Pourquoi parmi les S.R. et les mencheviks, personne n'a-t-il protesté, quand on a introduit chez nous le suffrage universel ?
Camarades, aux élections des administrations communales et des soviets, toutes les voix se prononcent pour nous autres bolcheviks et pour les S.R., avec l'aile gauche desquels nous nous sommes toujours entendu au mieux. C'est la même chose aux autres élections. Aussi le peuple confie le pouvoir aux partis socialistes. Allons-nous abandonner le pouvoir à la bourgeoisie, comme on le propose à la «Conférence démocratique» ? Ce serait une défiance criminelle pour nos propres forces.
Chez nous, les socialistes des différents partis ne se différencient pas énormément les uns des autres par leur programme ; il s'agit beaucoup plus de la façon de réaliser ce programme. Mais pourtant les programmes n'existent que pour qu'on les réalise dans leur plus large mesure possible. C'est là aussi notre tâche. Si nous abandonnons le pouvoir à la bourgeoisie à quoi serviront donc les programmes ?
On dit que, dans notre effort pour réaliser le plus possible notre programme, nous nous isolons. Oui, nous nous isolons de tous ceux qui recherchent un compromis avec la bourgeoisie. Mais nous ne nous isolons aucunement des masses populaires. Nous avons la majorité dans toutes les organisations révolutionnaires, tandis que les mencheviks se détachent de plus en plus des masses.

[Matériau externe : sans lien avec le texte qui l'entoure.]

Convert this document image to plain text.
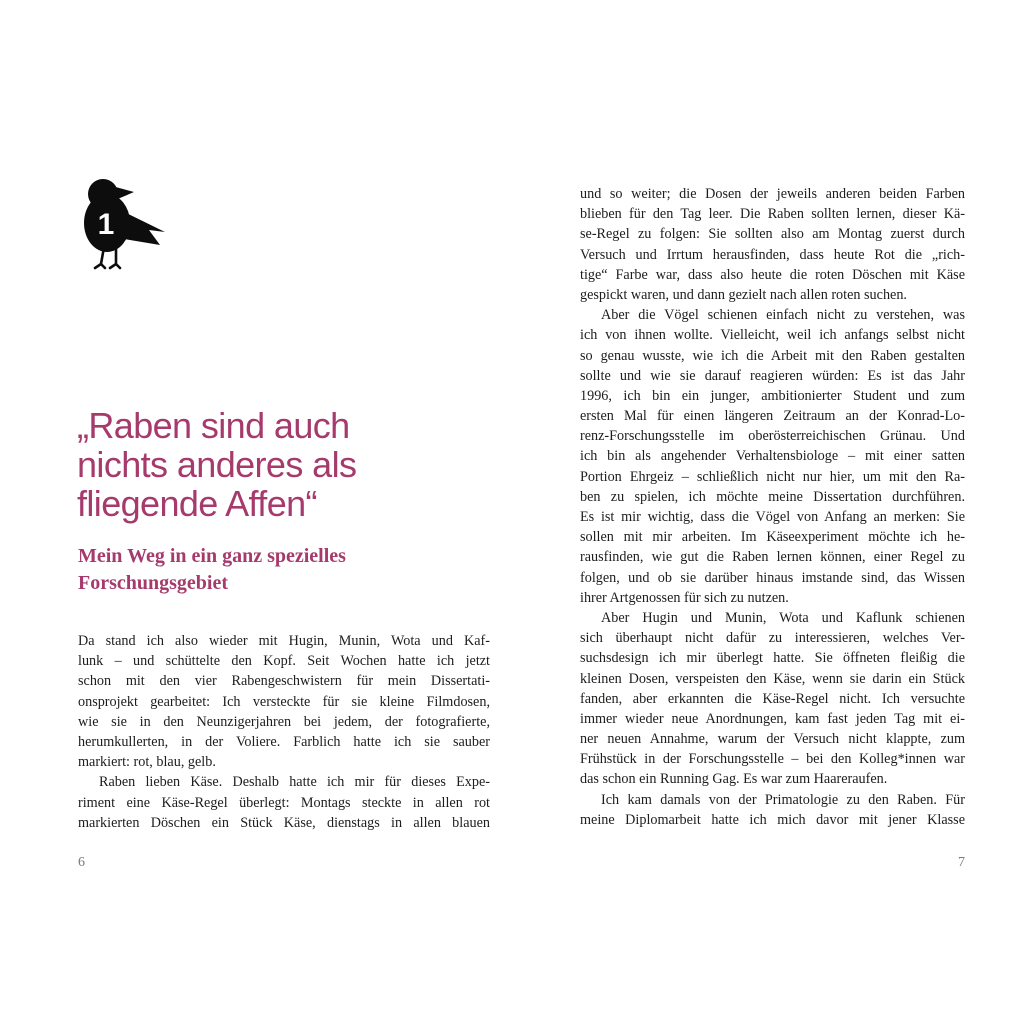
1
„Raben sind auch
nichts anderes als
fliegende Affen“
Mein Weg in ein ganz spezielles
Forschungsgebiet
Da stand ich also wieder mit Hugin, Munin, Wota und Kaf-
lunk – und schüttelte den Kopf. Seit Wochen hatte ich jetzt
schon mit den vier Rabengeschwistern für mein Dissertati-
onsprojekt gearbeitet: Ich versteckte für sie kleine Filmdosen,
wie sie in den Neunzigerjahren bei jedem, der fotografierte,
herumkullerten, in der Voliere. Farblich hatte ich sie sauber
markiert: rot, blau, gelb.
Raben lieben Käse. Deshalb hatte ich mir für dieses Expe-
riment eine Käse-Regel überlegt: Montags steckte in allen rot
markierten Döschen ein Stück Käse, dienstags in allen blauen
und so weiter; die Dosen der jeweils anderen beiden Farben
blieben für den Tag leer. Die Raben sollten lernen, dieser Kä-
se-Regel zu folgen: Sie sollten also am Montag zuerst durch
Versuch und Irrtum herausfinden, dass heute Rot die „rich-
tige“ Farbe war, dass also heute die roten Döschen mit Käse
gespickt waren, und dann gezielt nach allen roten suchen.
Aber die Vögel schienen einfach nicht zu verstehen, was
ich von ihnen wollte. Vielleicht, weil ich anfangs selbst nicht
so genau wusste, wie ich die Arbeit mit den Raben gestalten
sollte und wie sie darauf reagieren würden: Es ist das Jahr
1996, ich bin ein junger, ambitionierter Student und zum
ersten Mal für einen längeren Zeitraum an der Konrad-Lo-
renz-Forschungsstelle im oberösterreichischen Grünau. Und
ich bin als angehender Verhaltensbiologe – mit einer satten
Portion Ehrgeiz – schließlich nicht nur hier, um mit den Ra-
ben zu spielen, ich möchte meine Dissertation durchführen.
Es ist mir wichtig, dass die Vögel von Anfang an merken: Sie
sollen mit mir arbeiten. Im Käseexperiment möchte ich he-
rausfinden, wie gut die Raben lernen können, einer Regel zu
folgen, und ob sie darüber hinaus imstande sind, das Wissen
ihrer Artgenossen für sich zu nutzen.
Aber Hugin und Munin, Wota und Kaflunk schienen
sich überhaupt nicht dafür zu interessieren, welches Ver-
suchsdesign ich mir überlegt hatte. Sie öffneten fleißig die
kleinen Dosen, verspeisten den Käse, wenn sie darin ein Stück
fanden, aber erkannten die Käse-Regel nicht. Ich versuchte
immer wieder neue Anordnungen, kam fast jeden Tag mit ei-
ner neuen Annahme, warum der Versuch nicht klappte, zum
Frühstück in der Forschungsstelle – bei den Kolleg*innen war
das schon ein Running Gag. Es war zum Haareraufen.
Ich kam damals von der Primatologie zu den Raben. Für
meine Diplomarbeit hatte ich mich davor mit jener Klasse
6	7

Tseretelli, par exemple, a abandonné notre soviet, et, ensuite, il lui a fallu s'appuyer sur le Comité central exécutif, qui est beaucoup moins actif que le soviet, car il a été élu au congrès des soviets de province, alors d'esprit arriéré.
Pourtant, même au Comité central exécutif la proposition de Tseretelli, de faire une coalition avec les cadets, est tombée de façon lamentable, et, maintenant, il commence à s'appuyer davantage sur les coopérateurs, sur les administrations municipales et sur les zemstvos. Il va de plus en plus à droite et s'éloigne de plus en plus des masses.
On dit que dans la «conférence démocratique», il n'y a que quatre cadets... Oui, camarades, quatre cadets déclarés ; mais des dizaines de cadets qui cachent leur véritable figure idéologique.
Les coopérateurs disent qu'ils ont été élus par des millions de gens. C'est vrai. Mais ils ont été élu pour faire le travail coopératif et non pour faire de la politique. C'est justement pourquoi il ne représentent pas non plus la physionomie politique de leurs électeurs. Pour la politique, on a élu les soviets, et chacun sait comment y est la majorité.
Camarades, nous avons renversé l'autocratie, parce que nous ne voulions pas tolérer que le pouvoir soit entre les mains d'une seule personne, et, derrière notre dos, on est en train de rétablir cet état. La «conférence démocratique», selon la résolution de Tseretelli, ne doit que «collaborer» avec Kérensky pour l'établissement du pouvoir. On y dit aussi que le gouvernement devra reconnaître le pré-Parlement. La «conférence» n'a pas été convoquée afin que le pouvoir reconnaisse le peuple révolutionnaire, mais afin que le peuple révolutionnaire reconnaisse le pouvoir.
Il faut examiner de près une telle argumentation, car elle peut rejeter toute la révolution russe.
Nous avons protesté, car nous voulons un pouvoir qui soit responsable devant nous. Aussi doit-il être créé par nous. Il en résulte une situation extraordinaire. Tseretelli a avoué qu'il était l'auteur de la résolution et nous a demandé de voter pour sa résolution.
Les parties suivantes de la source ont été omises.